During the last month, I’ve been testing the connectivity of SAP Lumira to Cloudera, and thought of documenting the steps to show how easy it is and no scripting is required:
SAP Lumira allows you to connect to Cloudera Distribution for Hadoop (CDH). Once connected, you can do ad-hoc visualization of the data so you can see patterns and outliers. You can’t get value from your data unless you can see what’s inside of it.

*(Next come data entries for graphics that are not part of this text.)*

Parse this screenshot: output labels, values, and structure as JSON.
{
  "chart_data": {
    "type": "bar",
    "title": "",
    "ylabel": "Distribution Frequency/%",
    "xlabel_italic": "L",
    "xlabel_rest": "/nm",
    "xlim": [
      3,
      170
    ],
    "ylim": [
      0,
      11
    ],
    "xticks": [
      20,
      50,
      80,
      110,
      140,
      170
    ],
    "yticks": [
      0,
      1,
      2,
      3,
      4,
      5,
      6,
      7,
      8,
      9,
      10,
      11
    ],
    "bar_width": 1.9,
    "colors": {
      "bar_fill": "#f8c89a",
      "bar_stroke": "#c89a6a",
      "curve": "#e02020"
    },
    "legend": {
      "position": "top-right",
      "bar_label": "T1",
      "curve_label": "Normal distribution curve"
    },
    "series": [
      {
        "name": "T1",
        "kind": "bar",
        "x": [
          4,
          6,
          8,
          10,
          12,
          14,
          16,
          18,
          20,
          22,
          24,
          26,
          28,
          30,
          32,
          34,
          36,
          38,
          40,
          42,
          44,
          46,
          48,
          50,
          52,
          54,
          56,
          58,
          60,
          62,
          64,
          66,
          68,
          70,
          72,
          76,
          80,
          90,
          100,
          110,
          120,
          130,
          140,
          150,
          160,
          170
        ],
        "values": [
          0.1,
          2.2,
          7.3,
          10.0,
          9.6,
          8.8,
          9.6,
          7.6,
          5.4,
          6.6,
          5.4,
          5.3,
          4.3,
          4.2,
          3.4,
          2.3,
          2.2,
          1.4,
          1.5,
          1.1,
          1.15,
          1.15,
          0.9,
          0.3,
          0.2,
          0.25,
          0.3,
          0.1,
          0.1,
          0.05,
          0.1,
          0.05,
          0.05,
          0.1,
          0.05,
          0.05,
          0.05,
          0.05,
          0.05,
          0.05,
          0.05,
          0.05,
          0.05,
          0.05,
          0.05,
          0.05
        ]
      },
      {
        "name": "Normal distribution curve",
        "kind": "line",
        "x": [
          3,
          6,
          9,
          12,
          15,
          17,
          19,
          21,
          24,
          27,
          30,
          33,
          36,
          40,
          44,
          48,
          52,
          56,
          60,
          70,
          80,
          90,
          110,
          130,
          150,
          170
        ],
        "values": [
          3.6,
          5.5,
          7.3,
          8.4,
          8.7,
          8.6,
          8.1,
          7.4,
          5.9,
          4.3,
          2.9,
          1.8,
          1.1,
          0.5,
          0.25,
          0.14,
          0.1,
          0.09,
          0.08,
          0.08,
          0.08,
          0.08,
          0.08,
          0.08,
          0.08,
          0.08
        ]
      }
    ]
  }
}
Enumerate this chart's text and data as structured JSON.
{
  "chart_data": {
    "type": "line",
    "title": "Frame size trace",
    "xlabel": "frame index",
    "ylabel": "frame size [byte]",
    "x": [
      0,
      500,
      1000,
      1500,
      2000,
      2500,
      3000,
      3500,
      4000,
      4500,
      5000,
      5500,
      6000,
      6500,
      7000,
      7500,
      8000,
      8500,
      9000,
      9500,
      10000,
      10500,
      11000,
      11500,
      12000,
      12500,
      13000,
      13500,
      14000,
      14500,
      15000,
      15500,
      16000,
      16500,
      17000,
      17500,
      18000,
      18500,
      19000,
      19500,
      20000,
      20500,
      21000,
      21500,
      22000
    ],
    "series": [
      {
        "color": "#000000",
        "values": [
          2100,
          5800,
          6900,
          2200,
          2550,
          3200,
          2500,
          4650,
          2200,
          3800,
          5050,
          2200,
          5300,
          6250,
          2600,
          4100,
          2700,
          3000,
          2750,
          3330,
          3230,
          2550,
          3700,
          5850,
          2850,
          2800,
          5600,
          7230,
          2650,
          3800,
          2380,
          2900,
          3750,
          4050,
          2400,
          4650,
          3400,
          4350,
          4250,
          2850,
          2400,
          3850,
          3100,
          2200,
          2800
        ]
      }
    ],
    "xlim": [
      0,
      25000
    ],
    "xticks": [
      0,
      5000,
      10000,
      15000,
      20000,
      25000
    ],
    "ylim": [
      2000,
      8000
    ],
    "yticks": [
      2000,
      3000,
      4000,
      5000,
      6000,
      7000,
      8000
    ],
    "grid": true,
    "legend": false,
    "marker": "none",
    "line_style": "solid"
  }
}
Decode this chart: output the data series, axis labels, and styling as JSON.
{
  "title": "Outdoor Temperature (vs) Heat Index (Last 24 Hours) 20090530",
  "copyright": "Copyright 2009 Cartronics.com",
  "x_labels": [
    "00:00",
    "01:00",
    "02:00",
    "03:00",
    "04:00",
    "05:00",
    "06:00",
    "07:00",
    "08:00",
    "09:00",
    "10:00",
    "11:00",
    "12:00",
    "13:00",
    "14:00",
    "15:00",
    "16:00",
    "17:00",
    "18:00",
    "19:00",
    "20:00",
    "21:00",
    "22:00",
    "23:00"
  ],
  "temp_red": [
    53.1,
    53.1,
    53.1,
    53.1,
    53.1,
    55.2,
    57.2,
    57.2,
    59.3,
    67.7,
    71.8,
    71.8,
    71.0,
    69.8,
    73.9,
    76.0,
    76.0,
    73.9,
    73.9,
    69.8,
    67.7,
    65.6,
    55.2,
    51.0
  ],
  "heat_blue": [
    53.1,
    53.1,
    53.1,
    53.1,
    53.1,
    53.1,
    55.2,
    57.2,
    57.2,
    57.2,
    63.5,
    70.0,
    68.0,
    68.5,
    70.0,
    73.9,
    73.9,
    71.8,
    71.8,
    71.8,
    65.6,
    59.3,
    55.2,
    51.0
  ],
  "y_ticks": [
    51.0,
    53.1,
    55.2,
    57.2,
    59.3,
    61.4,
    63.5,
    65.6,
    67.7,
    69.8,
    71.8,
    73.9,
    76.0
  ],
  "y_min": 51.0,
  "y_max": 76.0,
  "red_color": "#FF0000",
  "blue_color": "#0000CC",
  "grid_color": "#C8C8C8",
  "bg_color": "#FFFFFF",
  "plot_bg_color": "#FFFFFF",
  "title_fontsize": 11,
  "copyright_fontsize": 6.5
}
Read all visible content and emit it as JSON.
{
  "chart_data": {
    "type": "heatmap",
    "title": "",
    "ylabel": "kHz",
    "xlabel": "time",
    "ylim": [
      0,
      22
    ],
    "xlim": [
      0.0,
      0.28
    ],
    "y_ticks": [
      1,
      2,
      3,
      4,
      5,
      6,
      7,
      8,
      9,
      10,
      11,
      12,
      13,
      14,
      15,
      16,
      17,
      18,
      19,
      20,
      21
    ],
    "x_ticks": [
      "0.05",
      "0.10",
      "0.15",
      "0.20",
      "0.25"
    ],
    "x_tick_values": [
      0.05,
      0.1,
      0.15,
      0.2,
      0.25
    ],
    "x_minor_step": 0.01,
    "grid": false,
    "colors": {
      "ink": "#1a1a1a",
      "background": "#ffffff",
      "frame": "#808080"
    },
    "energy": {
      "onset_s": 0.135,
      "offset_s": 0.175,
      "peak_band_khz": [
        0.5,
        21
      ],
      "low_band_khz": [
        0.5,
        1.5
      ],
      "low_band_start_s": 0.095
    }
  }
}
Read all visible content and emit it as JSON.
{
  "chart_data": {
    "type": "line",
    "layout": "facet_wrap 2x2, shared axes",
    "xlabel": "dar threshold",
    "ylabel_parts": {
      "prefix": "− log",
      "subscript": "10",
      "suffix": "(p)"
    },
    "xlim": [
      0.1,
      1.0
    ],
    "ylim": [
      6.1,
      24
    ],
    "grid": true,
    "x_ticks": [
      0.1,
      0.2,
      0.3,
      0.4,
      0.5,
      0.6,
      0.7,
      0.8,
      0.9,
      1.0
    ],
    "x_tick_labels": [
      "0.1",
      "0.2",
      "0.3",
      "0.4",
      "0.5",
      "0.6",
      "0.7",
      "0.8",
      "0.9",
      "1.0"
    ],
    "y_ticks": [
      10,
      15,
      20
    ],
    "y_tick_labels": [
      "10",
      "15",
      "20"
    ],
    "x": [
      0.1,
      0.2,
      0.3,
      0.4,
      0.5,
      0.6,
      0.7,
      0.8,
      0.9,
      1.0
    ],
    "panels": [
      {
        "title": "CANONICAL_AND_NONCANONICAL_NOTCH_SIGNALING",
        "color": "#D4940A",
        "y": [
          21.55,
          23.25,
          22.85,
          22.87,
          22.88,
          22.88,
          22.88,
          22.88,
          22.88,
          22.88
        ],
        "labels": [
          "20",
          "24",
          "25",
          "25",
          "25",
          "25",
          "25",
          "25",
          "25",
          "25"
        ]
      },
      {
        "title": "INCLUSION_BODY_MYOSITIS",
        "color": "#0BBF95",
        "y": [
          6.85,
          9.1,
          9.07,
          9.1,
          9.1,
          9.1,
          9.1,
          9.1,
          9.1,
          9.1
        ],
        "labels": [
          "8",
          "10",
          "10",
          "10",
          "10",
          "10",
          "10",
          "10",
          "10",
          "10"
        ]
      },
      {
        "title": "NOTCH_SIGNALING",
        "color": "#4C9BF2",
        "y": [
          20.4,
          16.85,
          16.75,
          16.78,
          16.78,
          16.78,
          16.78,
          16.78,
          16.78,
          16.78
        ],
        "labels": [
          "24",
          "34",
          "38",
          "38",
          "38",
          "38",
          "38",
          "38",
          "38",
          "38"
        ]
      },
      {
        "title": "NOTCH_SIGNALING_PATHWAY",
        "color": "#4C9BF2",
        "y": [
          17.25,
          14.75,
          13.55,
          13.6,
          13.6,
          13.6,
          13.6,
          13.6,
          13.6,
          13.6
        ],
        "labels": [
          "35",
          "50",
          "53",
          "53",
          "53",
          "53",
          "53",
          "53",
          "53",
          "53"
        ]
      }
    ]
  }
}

Two Ways to connect: Using Cloudera Impala OR Using Apache Hadoop Hive
In this blog, Cloudera Impala is used. For Apache Hadoop Hive, Please click here
1. Launch SAP Lumira:
2. Acquire Data Or File>>New>>Query with SQL
3. Select Cloudera Impala 1.0 Simba ….etc >> Next
4. Enter security credentials, server and port for your and hit Connect
5. Initial screen
6. Click and expand the nodes in the catalog to view to the tables you have in your CDH
- You can also search for a table name form the text box
7. To select all the data in a certain table, click on the table and the impala scrip will be generated automatically
- To filter / Join / Union / Group the data / tables, you can modify / write impala statements
8. Click on Create
- Data set is now is SAP Lumira and data can be prepared visualized …..etc.